The program is free and open to the public. There is a $25 registration fee for lawyers wanting Continuing Legal Education credit. The deadline to register for CLE credit is Sept. 22. Call (937) 229-3793 to register.
Panelists will discuss the national implications of the New London case from 5 to 6 p.m. They will discuss the Norwood case from 6:15 to 7:30 p.m.
"The fundamental issue is what the government can or cannot do. This forum is for anyone concerned about the appropriateness of government power," said Durham, who was quoted by The Associated Press during Kelo v. New London in June. "While individuals look at this issue as one where the government is given too many rights, unfortunately, most don't worry until it happens to them."
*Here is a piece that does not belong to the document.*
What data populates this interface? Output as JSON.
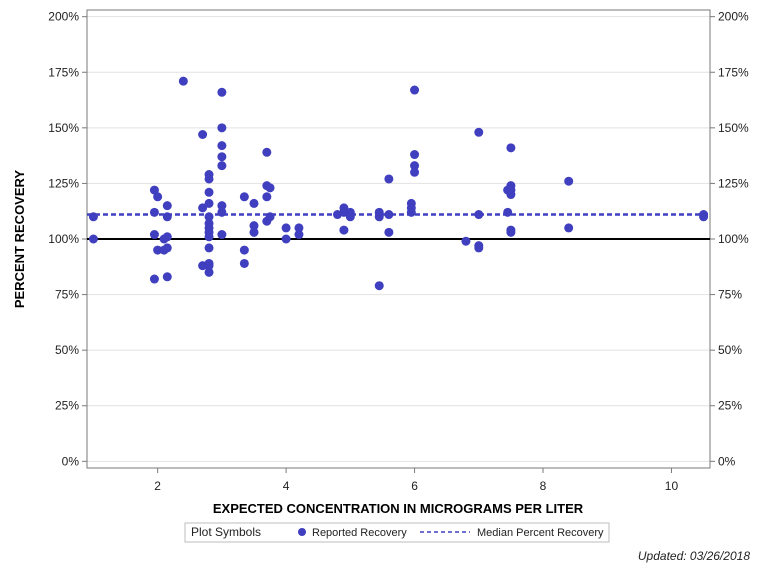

Durham said there has been mostly rhetoric from the property rights movement and legislators about eminent domain since the U.S. Supreme Court decision. Parties involved in ongoing cases are waiting to see how states will legislate eminent domain.
"The U.S. Constitution is a floor," Durham said. "State constitutions cannot give less protection than the U.S. Constitution. The message the U.S. Supreme Court sent in the Kelo case is that it is up to the states to decide the extent to which eminent domain may be used to acquire privately owned property and turn it over to private developers."
Durham said cases in Ohio are particularly interesting because its constitution says land can be taken for public "welfare." The U.S. version says "public use."
"It gives a city greater leeway," Durham said. "A private development may not be used by the public, but it could benefit the public welfare by eliminating blight and increasing tax revenue."